The American League East should be baseball’s finest pennant race this season, with three to five teams battling for a title that ended last year with the Toronto Blue Jays and New York Yankees each landing on 94 wins.
And now a most unlikely character has emerged to stir the pot.
Isiah Kiner-Falefa played for the Yankees from 2022-23, joined the Blue Jays at the 2025 trade deadline and played a key role in their run to the World Series. Now, he’s a Boston Red Sox, and did not hold back in propping up his new team and tweaking the Yankees.
The Blue Jays won the division over the Yankees on a tiebreaker, then awaited the winner of a Boston-New York wild-card series in the ALDS. And Kiner-Falefa didn’t hesitate to say who the Blue Jays preferred to play in the ALDS.

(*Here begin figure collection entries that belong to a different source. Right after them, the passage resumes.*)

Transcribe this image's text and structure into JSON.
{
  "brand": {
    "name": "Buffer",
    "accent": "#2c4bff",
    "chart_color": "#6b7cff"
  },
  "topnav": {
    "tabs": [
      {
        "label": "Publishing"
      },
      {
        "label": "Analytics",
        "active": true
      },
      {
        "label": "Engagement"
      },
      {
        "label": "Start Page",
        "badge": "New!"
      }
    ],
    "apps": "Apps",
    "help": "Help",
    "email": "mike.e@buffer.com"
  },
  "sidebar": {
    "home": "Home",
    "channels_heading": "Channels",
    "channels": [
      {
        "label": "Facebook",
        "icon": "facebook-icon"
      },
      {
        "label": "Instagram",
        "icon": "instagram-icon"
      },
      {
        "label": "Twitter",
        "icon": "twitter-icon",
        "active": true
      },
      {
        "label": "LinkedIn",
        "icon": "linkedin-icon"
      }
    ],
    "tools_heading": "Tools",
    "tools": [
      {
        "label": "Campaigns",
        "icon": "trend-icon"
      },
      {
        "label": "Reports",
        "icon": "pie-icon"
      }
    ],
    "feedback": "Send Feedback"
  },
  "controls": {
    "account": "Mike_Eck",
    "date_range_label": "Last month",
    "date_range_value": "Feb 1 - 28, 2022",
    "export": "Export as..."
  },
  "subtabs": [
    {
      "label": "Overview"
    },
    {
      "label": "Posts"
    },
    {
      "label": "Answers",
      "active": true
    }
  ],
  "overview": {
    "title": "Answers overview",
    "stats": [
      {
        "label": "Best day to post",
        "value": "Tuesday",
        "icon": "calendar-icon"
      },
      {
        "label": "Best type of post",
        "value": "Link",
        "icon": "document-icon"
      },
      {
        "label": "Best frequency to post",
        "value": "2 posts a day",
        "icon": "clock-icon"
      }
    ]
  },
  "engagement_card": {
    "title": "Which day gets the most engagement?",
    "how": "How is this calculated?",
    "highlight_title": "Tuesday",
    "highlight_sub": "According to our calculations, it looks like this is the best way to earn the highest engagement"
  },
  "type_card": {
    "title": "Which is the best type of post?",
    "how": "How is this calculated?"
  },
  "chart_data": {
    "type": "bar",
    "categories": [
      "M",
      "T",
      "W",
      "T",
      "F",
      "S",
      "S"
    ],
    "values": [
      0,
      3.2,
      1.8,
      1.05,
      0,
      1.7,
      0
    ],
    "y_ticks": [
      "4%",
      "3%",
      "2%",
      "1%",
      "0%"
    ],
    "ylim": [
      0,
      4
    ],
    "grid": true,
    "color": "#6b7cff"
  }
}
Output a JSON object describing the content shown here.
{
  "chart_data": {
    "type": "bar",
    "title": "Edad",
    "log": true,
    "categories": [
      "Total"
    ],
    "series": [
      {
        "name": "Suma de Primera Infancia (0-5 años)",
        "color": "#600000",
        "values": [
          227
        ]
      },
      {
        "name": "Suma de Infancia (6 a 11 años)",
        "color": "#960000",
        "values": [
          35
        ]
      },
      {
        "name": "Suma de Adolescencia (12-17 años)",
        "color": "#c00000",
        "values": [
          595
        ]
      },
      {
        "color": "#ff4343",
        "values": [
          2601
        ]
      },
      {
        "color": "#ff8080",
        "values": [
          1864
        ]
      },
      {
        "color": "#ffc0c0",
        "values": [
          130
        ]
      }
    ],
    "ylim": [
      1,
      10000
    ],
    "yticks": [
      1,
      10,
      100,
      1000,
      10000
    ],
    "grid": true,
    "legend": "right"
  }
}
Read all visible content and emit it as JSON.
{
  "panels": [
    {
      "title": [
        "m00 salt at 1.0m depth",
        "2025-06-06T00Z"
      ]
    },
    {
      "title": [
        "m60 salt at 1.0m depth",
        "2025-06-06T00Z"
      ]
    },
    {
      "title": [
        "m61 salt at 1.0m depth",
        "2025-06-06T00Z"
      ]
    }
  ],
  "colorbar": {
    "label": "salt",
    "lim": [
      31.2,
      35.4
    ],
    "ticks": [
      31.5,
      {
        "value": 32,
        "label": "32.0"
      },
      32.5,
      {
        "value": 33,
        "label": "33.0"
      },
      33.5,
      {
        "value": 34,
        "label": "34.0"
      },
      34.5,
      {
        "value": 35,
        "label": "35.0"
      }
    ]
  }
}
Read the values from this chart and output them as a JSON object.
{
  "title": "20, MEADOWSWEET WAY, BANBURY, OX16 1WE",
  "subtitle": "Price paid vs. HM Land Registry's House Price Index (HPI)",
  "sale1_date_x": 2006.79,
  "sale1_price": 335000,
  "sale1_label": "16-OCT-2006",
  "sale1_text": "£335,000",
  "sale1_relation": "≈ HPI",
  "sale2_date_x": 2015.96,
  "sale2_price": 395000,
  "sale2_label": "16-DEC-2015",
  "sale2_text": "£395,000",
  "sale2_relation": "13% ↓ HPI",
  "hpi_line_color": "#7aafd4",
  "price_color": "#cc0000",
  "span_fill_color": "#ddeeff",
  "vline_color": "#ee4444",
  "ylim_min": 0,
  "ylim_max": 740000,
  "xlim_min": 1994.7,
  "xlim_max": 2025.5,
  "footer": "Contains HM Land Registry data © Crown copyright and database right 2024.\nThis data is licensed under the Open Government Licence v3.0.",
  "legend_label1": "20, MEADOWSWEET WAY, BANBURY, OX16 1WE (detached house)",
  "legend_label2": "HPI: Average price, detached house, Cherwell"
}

‘We definitely felt (Boston) was a tougher matchup for us,’ Kiner-Falefa told reporters upon arriving Tuesday, Feb. 10 at the Red Sox’s spring training camp in Fort Myers, Fla. ‘Once we saw the other team, we were a lot happier.
‘It was definitely a topic.”
The Blue Jays proved as much, dispatching the Yankees 3-1 in the ALDS. Kiner-Falefa said the Red Sox proved themselves a far scrappier team than the Yankees, and he feared the presence of ace Garrett Crochet could tip the balance of the series.
That didn’t leave his old boss, Yankees manager Aaron Boone, in too cheery a mood.
‘I guess he was right,’ Boone said of Kiner-Falefa in his first spring press conference Wednesday, Feb. 11 in Tampa. ‘Little surprising to hear IKF say that.
‘But whatever, that’s fine.’
Kiner-Falefa does have a knack for attracting main character energy, given his .660 career OPS and status as a utility infielder. He fielded hateful messages from Blue Jays fans all winter after he was forced out at home representing the potential World Series-winning run in the ninth inning of Game 7.
Following instructions, Kiner-Falefa stayed close to the bag to avoid a back pick, then, he explained Feb. 10, was intent on breaking up a double play at home to ensure Ernie Clement – the Blue Jays’ hottest hitter at the time – got a chance to hit with two outs.
Kiner-Falefa did not see Dodgers second baseman Miguel Rojas slip after fielding the ball.
‘From my instinct, from where I was, I was initially just thinking, break up that double play right there and get our best, hottest hitter up at the time,’ says Kiner-Falefa. ‘It almost paid off. Ernie almost got the job done on the next one, but at the end of the day it’s just a great learning experience. And I’m ready to flip the page.’
Kiner-Falefa also wished he’d had a chance to explain that way back in November. But in the chaos of an 11-inning Game 7 loss, reporters did not approach him about the play and the controversy did not emerge until there was greater scrutiny on various angles of his forceout at home.
‘It blew up without me getting a proper interview, so I thought that was unfair,’ he says.
Now, he’s got a lot to say, and follows in Sonny Gray’s footsteps as former Yankees tweaking their old team now that they’re on Boston’s side of the rivalry.